The whole affair provides a glimpse of this time, beset by repressive and authoritarian forces: moral expectations, laws, and even a code of honor, holding everyone to account, only it is imbalanced. Social status, wealth, sex, all have bearing on how flexible these constructs are. Osan is held to account for actions far less egregious than that of her own husband, for instance. It’s not just individual acts but also whether transgressions affect someone above you in status, or affect your family reputation. At its core, the film is about these societal imbalances, and in the case of Osan and Mohei, how this oppression results in the taking of a kindness and twisting it into something more. It’s an injustice, and one that sadly is seemingly not that uncommon in this time and place.

Mizoguchi takes a lived in world, full of character and texture, and imbues it with a beautiful grace.

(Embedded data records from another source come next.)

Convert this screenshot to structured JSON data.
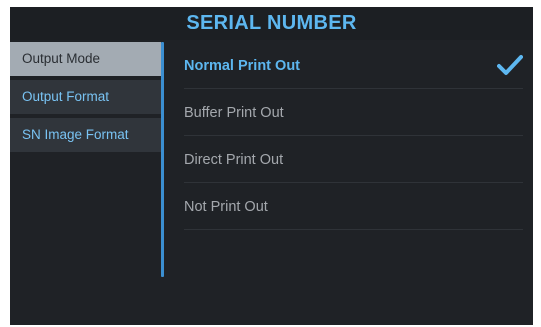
{
  "header": {
    "title": "SERIAL NUMBER"
  },
  "sidebar": {
    "items": [
      {
        "label": "Output Mode",
        "active": true
      },
      {
        "label": "Output Format",
        "active": false
      },
      {
        "label": "SN Image Format",
        "active": false
      }
    ]
  },
  "options": [
    {
      "label": "Normal Print Out",
      "selected": true
    },
    {
      "label": "Buffer Print Out",
      "selected": false
    },
    {
      "label": "Direct Print Out",
      "selected": false
    },
    {
      "label": "Not Print Out",
      "selected": false
    }
  ],
  "icons": {
    "selected_marker": "checkmark-icon"
  },
  "colors": {
    "accent": "#5db7f0",
    "background": "#1f2226",
    "sidebar_active": "#a3abb3",
    "sidebar_item": "#30353b"
  }
}
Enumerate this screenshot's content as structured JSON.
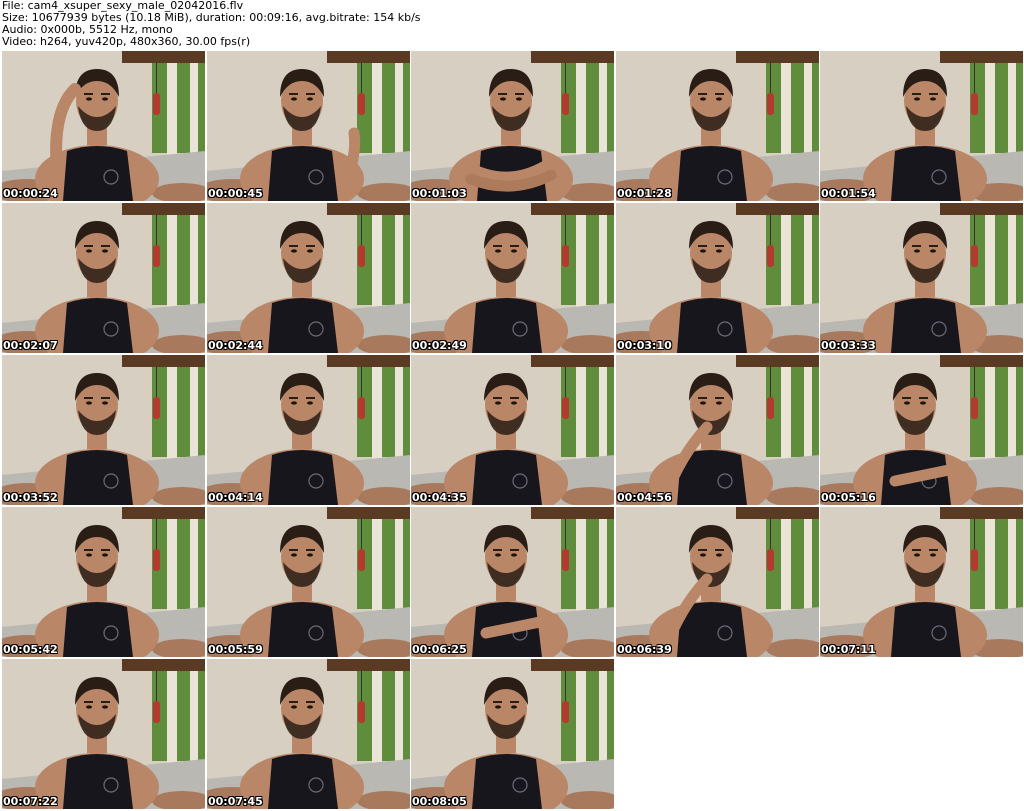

There are sweeping camera movements through space and plot strands with a precision that allows for intimacy, and also an expansive look at this town. All this is aided by ethereal cinematography from Kazuo Miyagawa (Rashomon, Floating Weeds, Tokyo Olympiad). But what’s really enthralling are the myriad characters, subplots, and dynamics within this community, something Mizoguchi never loses sight of.

The Package

Criterion offers a new 4K digital restoration of the film, one that that lives up to their usual high standards. The image is free of any damage, detail is very impressive, as are the blacks and contrast, key for a presentation of a black and white film. Special features aren’t as abundant as some Criterion releases, but considering the film is over 60 years old, it’s much harder to compile new material.

  • New interview with actor Kyoko Kagawa: A legend of Japanese cinema, having worked with Akira Kurosawa (Seven Samurai, Ran), Yasujiro Ozu (Good Morning), in addition to Kenji Mizoguchi. Now in her late 80s, she still exudes a grace and intelligence, and it’s a genuine pleasure to hear her share her thoughts on her work, and Japanese cinema in general.
  • Mizoguchi: The Auteur Behind the “Metteur-en-scène,” a new illustrated audio essay by film scholar Dudley Andrew: Confession time. A Story from Chikamatsu is my first viewing of a Mizoguchi film. There is a potency to its tale and elegance to the direction that speaks to a deft hand. This featurette is a great addition.
  • New English subtitle translation
  • Liner booklet: Contains an essay by film scholar Haden Guest, as well as detail on the films restoration.

The Bottom Line

A Story from Chikamatsu takes the simplicity of a period melodrama and elevates it with its ruminations on class and societal structure in 17th century Japan. It’s a rich and affecting work from Mizoguchi, given a splendid treatment by Criterion.

A Story from Chikamatsu is available via Criterion from November 13th, 2018.